Enzymatic synthesis is becoming more popular as a greener and more efficient alternative to traditional chemical synthesis. With high selectivity and catalytic activity, enzymes can help achieve complex reactions under mild conditions, reducing the need for harsh solvents and reagents. This approach reduces environmental impact and makes purification processes simpler, leading to cost savings and improved product quality.
The increasing use of computational chemistry and artificial intelligence (AI) is also revolutionizing payload design and synthesis. AI-driven algorithms can predict reaction pathways, optimize process parameters, and identify potential impurities, accelerating development timelines and improving process robustness. Using these powerful tools, researchers can streamline payload manufacturing, reduce development costs, and ensure the consistent production of high-quality ADC components. These innovative strategies, combined with advancements in linker technology and conjugation chemistries, help to make the future of ADC therapies more efficient and sustainable.
The future promise of ADCs
The next wave of ADC innovation is likely to be driven by formats and payload strategies already in clinical development. Current research and early clinical trials are exploring:
- Next-generation bioconjugation methods, including advanced enzyme-mediated and photochemical methods, enable more precise, site-specific conjugation.
- Bispecific ADCs, designed to engage two distinct antigens for improved
- Dual-payload ADCs, carrying two different cytotoxic agents to overcome resistance or target multiple mechanisms.
- Oligonucleotide or peptide conjugates, broadening therapeutic applications beyond traditional small-molecule payloads.
These approaches represent the most immediate trends expected to reach the market in the near to mid-term. Other novel conjugates, such as steroid-linked ADCs, are also under investigation.
Innovative linker technologies (such as stimuli-responsive and biodegradable linkers), novel payload classes, and AI-assisted design will continue to expand the therapeutic potential of ADCs [3].

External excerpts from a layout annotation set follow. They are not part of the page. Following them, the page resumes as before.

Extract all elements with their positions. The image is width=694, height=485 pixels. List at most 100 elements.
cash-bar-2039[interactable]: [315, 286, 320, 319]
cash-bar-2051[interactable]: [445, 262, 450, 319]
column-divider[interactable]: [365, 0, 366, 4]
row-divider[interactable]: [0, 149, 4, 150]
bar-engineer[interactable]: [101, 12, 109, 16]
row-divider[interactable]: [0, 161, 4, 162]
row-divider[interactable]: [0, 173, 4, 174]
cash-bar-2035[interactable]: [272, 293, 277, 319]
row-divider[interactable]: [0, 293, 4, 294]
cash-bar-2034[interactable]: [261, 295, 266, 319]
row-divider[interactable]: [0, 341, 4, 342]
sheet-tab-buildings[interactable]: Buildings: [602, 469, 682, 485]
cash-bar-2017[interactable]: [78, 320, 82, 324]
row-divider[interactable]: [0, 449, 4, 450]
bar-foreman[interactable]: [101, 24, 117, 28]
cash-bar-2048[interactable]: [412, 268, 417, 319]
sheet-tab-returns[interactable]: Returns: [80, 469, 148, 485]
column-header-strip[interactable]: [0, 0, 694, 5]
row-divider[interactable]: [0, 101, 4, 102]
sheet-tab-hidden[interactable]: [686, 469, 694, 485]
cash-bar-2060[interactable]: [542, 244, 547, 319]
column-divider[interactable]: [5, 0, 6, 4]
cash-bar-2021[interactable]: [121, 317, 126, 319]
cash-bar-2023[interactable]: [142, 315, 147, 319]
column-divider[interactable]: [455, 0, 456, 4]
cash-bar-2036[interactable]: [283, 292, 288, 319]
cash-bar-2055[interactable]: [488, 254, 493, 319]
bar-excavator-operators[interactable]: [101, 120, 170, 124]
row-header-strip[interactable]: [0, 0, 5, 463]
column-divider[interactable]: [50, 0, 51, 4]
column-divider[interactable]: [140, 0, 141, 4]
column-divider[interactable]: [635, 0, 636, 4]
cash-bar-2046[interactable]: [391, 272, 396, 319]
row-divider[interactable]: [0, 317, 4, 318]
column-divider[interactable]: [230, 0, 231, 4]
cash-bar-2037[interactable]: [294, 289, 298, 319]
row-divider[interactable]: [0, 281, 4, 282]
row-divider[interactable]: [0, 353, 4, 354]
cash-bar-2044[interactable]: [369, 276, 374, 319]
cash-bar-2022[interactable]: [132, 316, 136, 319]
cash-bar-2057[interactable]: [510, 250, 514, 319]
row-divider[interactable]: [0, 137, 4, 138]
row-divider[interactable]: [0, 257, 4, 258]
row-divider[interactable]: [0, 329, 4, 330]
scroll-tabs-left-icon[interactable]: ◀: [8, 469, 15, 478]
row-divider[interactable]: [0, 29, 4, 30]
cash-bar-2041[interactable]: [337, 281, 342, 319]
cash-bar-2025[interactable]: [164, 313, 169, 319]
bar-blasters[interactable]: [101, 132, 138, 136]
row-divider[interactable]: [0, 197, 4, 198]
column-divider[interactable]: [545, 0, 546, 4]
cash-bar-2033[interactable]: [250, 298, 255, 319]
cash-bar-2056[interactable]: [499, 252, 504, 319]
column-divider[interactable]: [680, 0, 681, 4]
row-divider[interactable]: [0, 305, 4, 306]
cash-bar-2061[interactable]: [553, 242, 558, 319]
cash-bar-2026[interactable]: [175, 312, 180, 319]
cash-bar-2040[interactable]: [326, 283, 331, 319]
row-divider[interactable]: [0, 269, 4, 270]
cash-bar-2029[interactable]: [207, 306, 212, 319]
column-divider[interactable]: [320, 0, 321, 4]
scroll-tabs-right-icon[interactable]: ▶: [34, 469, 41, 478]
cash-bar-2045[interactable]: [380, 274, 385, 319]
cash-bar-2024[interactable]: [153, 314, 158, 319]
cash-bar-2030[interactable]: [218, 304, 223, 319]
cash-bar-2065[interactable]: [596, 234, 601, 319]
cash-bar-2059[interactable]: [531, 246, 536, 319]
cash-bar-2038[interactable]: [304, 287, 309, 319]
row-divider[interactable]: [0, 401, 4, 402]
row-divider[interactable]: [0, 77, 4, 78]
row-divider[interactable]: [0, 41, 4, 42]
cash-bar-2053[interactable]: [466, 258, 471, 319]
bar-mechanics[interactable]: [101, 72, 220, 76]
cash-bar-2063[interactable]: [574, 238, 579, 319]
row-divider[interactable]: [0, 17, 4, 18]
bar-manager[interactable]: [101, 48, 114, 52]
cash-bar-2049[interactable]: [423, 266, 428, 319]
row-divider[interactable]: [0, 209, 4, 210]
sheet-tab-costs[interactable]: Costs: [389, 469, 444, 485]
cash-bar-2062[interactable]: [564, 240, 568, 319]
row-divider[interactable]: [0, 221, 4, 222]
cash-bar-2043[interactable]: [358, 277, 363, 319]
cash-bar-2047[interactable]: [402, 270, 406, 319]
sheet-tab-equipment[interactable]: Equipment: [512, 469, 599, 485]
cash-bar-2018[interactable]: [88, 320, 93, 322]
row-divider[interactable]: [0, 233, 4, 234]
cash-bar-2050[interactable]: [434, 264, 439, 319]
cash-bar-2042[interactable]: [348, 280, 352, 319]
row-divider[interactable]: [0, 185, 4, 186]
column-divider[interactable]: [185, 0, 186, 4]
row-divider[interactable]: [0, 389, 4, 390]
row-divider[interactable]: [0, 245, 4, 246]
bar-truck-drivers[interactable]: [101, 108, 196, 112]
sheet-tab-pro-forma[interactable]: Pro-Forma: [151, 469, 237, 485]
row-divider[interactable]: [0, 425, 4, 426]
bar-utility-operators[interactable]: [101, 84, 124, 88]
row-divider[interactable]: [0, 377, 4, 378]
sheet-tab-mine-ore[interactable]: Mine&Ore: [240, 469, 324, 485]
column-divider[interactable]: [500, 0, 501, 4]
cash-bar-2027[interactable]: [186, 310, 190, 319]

Expert contract development and manufacturing organizations (CDMOs) with bioconjugation and payload manufacturing expertise will remain critical partners in translating these innovations into commercial products, with a focus on patient safety alongside robust process development, scale-up, and quality control. In essence, CDMOs act as crucial enablers, empowering researchers and pharmaceutical companies to overcome the challenges of ADC development and deliver transformative therapies to patients.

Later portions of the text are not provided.